Übersicht und Gesamtgrafik

Teil 1 - Change Management Abgrenzung und Anwendungsgebiete

Teil 2 – Die Folgen ohne Change Management

Teil 3 - Wieviel und was bringt Change Management

Immer wieder werde ich gefragt, wieviel Change Management nötig ist und welchen Betrag genau man damit einsparen kann. Natürlich kann man keinen genauen Betrag ausweisen aber machen Sie sich bewusst, wieviel Schaden das Unternehmen nimmt, wenn große Projekte (z.B. SAP Einführungen) scheitern und Auftragseinbußen, Marktverlust u.ä. die Folge sind. Manch ein Unternehmen hat eine wichtige Wende gar nicht geschafft, hat viel Geld verloren und / oder musste komplett aufgeben…

Jeder Projekt ist anders, so ist auch jede Change Initiative anders - und auch jedes Unternehmen ist anders. Ein 08-15-Ansatz ist -nach meiner Meinung- deshalb nicht möglich. Wie jeder Mensch ist auch jedes Unternehmen sehr individuell und muss einen angepassten Change Management Ansatz verwenden. Grundsätzlich kann man sagen, dass der Umfang des Change Management Einsatzes von der Größe/Komplexität eines Change Vorhabens abhängt – je größer die Auswirkungen des Changes auf die Menschen im Unternehmen sind und somit ihr Arbeitsprozesse sowie -welt verändern, desto mehr Change Management muss zum Einsatz kommen.

Beim Change Management können auch die Methoden des Risiko Managements angewendet werden, um herauszufinden wie hoch die Wahrscheinlichkeit des Scheiterns ist und wie stark die Auswirkungen des Scheiterns sein könnten.

Wenn wir die technische Ebene im Projekt den Risiko Management unterziehen, kommen wir meist sehr schnell zu einer Risikobewertung. Zum Verständnis hier ein paar Beispiele zu technischen Projekten und deren Risikoeinschätzungen:

Der Einbau einer Fritzbox birgt nur eine geringe Wahrscheinlichkeit des Scheiterns, da es im Verhältnis ein kleines Projekt mit geringer Komplexität ist. Auch die Auswirkungen sind eher gering, da im Notfall meist noch auf das vorherige System zurückgegriffen werden kann. Das Risiko ist im grünen Bereich.

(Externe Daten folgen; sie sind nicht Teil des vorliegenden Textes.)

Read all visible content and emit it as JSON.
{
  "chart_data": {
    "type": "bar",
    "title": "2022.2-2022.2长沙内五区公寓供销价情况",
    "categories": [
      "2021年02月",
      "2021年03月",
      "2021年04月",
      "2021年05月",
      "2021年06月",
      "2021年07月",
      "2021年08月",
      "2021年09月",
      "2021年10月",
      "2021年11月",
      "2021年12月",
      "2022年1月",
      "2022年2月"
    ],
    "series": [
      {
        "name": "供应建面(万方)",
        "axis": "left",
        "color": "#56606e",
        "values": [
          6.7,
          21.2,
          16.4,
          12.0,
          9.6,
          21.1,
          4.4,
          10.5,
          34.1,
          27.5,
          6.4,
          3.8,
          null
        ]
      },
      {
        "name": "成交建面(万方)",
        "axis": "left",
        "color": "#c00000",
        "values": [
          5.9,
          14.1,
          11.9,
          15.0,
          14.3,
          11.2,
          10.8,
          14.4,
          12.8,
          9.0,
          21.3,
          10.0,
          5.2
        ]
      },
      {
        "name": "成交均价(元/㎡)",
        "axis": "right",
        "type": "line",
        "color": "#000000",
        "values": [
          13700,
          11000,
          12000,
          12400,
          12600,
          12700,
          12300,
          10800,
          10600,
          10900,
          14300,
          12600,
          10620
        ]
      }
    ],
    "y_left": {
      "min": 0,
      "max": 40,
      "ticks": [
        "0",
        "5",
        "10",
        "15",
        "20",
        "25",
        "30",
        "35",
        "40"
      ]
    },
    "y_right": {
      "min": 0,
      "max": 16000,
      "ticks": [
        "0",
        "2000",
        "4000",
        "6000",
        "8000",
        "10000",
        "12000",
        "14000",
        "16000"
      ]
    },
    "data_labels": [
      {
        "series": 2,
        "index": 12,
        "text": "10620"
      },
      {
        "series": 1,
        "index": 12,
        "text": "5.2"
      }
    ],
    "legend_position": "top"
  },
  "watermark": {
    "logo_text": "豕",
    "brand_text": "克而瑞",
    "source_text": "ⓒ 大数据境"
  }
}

Im Gegensatz dazu ist der Umzug einer Serverfarm ein viel komplexeres Vorhaben, da es oftmals auch an fundierter Erfahrung fehlt. Das Scheitern kann große negative Auswirkungen mit sich bringen, denn im Fall eines Scheiterns können die Geschäftsprozesse nicht mehr ausgeführt werden und die Unternehmenstätigkeiten kommen im schlimmsten Fall komplett zum Erliegen. Das Risiko ist im roten Bereich. Eine ähnliche Risikoeinschätzung müssen wir auch auf der Ebene der Personen durchführen. Wie hoch ist das Risiko des Scheiterns, wenn die Akteure und Betroffenen im Projekt nicht „mitspielen“?

Wenn bei einem Projekt die Wahrscheinlichkeit des Scheiterns hoch ist, muss etwas getan werden, um die Wahrscheinlichkeit zu reduzieren. Unter anderem werden in solch einem Fall professionelle, fachliche Unterstützung an Bord geholt. Und so sollte bei großen Vorhaben mit hohem Risiko nicht nur technische / projektspezifische Fachkompetenz, sondern auch Change Kompetenz hinzugezogen und in das Projekt eingebunden werden (z.B. ein Change Manager) – und zwar von Anfang an, d.h. schon bei der Projektvorbereitung und -planung. Ob das zwingend externe Unterstützung / ein externer Spezialist sein muss, hängt davon ab, welche Change Kompetenzen bereits intern im Unternehmen vorhanden sind.

Das Risiko Management hilft uns auch bei der Klärung der Frage, wieviel das Change Management kosten darf. Entsprechende Kalkulationsformeln sind in unserem YouTube Video https://www.youtube.com/watch?v=8K5zCBLDzTY&t=5s zu finden.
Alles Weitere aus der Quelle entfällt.